Of course, only some data sets are in AWS, so we have periodic scrapers to get data. These drop data sets into AWS and let the rest of the processing kick off as designed. It’s a nicely logical architecture.

Lambda Containers for Processing

Once we’ve pulled data into Boxer, it must go through a few steps to reach the user. First, we’ll reorganize the variables for display. This consists of building a data tile pyramid and letting the rest of the system know it’s available.

After the main visual display is ready, we’ll do several optional steps for the static tile service, which consists of reprojecting and resampling the data for that more limited use case. Ironically, we do more work for the less often used case.

In these steps, we take advantage of the way AWS Lambda works.

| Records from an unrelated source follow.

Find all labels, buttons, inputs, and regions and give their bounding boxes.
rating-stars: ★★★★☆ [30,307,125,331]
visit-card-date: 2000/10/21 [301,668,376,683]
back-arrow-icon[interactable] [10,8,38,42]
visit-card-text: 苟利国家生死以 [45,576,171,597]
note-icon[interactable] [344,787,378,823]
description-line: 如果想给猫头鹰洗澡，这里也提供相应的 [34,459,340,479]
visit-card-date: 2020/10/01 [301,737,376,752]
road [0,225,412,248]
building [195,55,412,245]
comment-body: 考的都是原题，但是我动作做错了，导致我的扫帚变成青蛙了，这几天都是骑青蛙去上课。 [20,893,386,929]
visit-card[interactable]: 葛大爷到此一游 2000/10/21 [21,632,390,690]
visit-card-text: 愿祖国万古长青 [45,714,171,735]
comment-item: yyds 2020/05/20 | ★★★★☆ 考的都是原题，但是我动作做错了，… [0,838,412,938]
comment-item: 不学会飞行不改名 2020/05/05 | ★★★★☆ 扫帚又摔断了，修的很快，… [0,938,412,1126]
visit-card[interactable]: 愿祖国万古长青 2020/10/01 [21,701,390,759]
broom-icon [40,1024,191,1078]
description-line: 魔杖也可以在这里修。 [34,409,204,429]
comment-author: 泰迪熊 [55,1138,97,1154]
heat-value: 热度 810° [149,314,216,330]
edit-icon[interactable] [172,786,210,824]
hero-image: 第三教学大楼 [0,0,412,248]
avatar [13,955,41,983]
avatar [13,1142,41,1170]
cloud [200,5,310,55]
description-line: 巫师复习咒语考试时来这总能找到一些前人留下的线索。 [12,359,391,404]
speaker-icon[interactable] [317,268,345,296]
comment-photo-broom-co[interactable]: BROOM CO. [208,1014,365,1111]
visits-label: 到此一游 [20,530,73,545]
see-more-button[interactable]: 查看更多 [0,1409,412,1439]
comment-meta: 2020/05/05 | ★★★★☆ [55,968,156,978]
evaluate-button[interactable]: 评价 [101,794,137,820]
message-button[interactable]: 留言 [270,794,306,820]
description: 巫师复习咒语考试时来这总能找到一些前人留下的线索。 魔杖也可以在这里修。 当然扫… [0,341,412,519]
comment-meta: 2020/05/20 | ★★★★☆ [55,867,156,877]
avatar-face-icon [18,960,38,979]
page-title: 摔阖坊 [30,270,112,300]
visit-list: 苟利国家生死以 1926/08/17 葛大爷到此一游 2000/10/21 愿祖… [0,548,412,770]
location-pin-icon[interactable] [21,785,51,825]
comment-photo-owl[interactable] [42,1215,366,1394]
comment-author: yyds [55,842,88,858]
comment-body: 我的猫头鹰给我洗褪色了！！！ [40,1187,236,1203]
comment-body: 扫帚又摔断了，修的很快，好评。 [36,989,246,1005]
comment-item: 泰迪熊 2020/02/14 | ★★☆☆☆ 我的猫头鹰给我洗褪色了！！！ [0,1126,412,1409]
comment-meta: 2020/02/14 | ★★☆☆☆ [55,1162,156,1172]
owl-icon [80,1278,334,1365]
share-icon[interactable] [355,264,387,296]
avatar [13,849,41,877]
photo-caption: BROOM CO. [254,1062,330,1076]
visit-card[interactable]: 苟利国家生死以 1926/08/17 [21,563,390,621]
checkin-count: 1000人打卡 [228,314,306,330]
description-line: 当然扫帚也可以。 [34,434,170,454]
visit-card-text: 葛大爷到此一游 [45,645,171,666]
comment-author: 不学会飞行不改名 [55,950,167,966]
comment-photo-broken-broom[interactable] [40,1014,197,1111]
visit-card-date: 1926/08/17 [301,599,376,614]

On import, we’ll strip the variables and levels we want from a model, GFS, for example. That can result in hundreds of new time series + variable + level entries, which are tossed back into Boxer for processing.

AWS Lambda will spin up a container and reuse it for a fixed period. Thus, our hundreds of GFS variable processing requests will run across some of these instances, but we won’t incur the startup costs for each one.

AWS Lambda Advantages & Disadvantages

Data import for Boxer is bursty. The big models, like GFS, come in periodically, and radar, like MRMS, comes in every few minutes. Custom models also show up on their own schedules.

All of that could be predicted, except when there’s an upstream network problem. For instance, we find that MRMS or HRRR will often bunch up. Using lambdas allows us to catch up fairly quickly. If we’re hit with several hours’ worth of data at once, we automatically go wide to get it.

If you think purely in terms of CPU, AWS Lambda is kind of expensive. I’ll admit to fantasizing about buying a nice high-end PC and running all of this in an office. That would be great—until it isn’t. The reliability and maintainability can’t be beat.

Why We’re Committed to AWS Lambda

We don’t just do data import. There’s much more going on in the rest of the system, particularly the parts that answer user queries. But we like AWS Lambda for data import and much of our processing chain.

We’re happy with how Lambdas have worked out for Boxer. It meshes well with our Infrastructure as Code and general DevOps mindset. We have yet to have anything within the system go down. So we’ll be sticking with it for now despite the cost.